McHenry County Board Candidate Mike Walkup Comments on Overregulation of Agribusiness Climate

A press release from Distrcit 3 McHenry County Board candidate Michael Walkup:

Walkup Points to “Outdated and Overly Restrictive Regulations”

Mike Walkup

The potential business climate in McHenry County is being stifled by outdated and overly restrictive regulations of all kinds.

A case in point is the use of agricultural property.

Not everyone in McHenry County lives on 160 acres of land that can be farmed with corn and soybeans. Many people have varying size properties that are currently unused.

When some of those people want to try to put their land to productive use, and help preserve open space in the bargain, they are often stymied by the County.

For instance, an apple orchard cannot take it’s blemished apples and make and sell apple sauce.
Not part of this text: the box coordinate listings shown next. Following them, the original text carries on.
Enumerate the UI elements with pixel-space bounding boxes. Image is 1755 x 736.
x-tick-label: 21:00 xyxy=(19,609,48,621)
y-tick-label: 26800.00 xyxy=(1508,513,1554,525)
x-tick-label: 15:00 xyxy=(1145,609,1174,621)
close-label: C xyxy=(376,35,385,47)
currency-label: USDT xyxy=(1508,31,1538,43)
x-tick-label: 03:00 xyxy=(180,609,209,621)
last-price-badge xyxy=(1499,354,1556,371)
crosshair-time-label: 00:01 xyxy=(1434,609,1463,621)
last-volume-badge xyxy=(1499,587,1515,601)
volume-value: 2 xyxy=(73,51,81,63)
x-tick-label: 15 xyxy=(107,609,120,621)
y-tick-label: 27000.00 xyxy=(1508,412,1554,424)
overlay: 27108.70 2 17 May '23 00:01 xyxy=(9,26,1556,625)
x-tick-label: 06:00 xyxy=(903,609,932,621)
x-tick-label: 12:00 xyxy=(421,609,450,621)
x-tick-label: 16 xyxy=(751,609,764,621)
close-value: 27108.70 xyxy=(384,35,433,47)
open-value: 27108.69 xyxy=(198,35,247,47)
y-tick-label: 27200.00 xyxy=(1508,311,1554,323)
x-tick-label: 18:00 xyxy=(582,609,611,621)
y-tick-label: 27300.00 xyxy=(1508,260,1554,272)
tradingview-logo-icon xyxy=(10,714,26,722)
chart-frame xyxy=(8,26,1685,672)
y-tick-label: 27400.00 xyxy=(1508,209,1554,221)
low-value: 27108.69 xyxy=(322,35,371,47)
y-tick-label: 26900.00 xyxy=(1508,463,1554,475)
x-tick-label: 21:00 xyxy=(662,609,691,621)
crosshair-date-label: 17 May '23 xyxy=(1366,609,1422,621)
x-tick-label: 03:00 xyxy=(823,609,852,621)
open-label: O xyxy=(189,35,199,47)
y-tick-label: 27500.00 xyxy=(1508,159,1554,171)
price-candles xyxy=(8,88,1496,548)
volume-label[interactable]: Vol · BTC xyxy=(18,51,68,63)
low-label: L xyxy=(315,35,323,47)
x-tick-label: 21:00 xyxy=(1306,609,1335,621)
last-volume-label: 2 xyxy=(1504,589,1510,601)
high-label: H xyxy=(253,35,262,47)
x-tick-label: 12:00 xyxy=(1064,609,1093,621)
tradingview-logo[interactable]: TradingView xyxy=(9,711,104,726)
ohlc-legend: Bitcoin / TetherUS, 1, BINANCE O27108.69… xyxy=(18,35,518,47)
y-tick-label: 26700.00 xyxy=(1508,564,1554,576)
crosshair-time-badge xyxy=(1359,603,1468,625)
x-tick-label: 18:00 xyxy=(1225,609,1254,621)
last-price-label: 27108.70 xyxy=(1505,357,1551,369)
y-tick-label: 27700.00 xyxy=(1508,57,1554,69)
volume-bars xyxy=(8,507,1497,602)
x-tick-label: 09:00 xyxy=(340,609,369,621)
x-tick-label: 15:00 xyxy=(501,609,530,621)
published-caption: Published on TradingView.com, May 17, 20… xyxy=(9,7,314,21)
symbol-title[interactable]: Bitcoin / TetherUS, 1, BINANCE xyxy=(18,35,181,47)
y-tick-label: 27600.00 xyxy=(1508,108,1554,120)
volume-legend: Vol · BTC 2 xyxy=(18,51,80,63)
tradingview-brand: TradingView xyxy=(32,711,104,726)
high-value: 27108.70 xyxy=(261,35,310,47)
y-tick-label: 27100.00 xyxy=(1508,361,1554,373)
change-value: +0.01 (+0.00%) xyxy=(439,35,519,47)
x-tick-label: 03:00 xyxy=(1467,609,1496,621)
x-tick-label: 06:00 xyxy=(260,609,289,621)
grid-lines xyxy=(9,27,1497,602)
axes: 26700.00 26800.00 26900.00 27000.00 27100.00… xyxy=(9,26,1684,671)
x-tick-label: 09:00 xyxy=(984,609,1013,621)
Someone who raises popcorn can’t pop it for customers to have a taste unless he or she puts in a certified kitchen.

You cannot have more than one person working for you in a home occupation unless they are a member of your family.

If you raise free range chickens or turkeys, you can slaughter up to a 1000 of them yourself in the back yard with minimal regulation and sell them to people who come over if you have agricultural zoning.

However, if you sell just one chicken that you have raised yourself and have taken to a certified inspected state or federal processor, you are violating the law.

If you do try to do one of these things, you are told that can apply for a Conditional Use Permit.

This requires hiring an attorney, but that is the least of your costs.

The county will also make you pave your driveway, no matter how long it is, so you can have one handicapped parking space that can be marked.

Then you have to put in male and female handicapped accessible bathrooms, on their own septic system, plus maybe a sprinkler system in your barn.

This brings the cost of a jar of apple sauce up to around $100,000.

You can. however, sell honey from your bees that are also in jars with no problem.

Attempts to develop an “agritourism” ordinance that would allow for more leeway floundered in committee at the County Board when the County attempted to force registrations and require each business to apply for Conditional Use Permits after three years of operation.

This assumes that everyone who wants to sell an apple corer at their orchard intends to try to become “AgriDisneyland”.

We need more common sense at the County. That’s why I am running for County Board, District 3, on March 20th, in the Republican Primary. Please be sure to vote.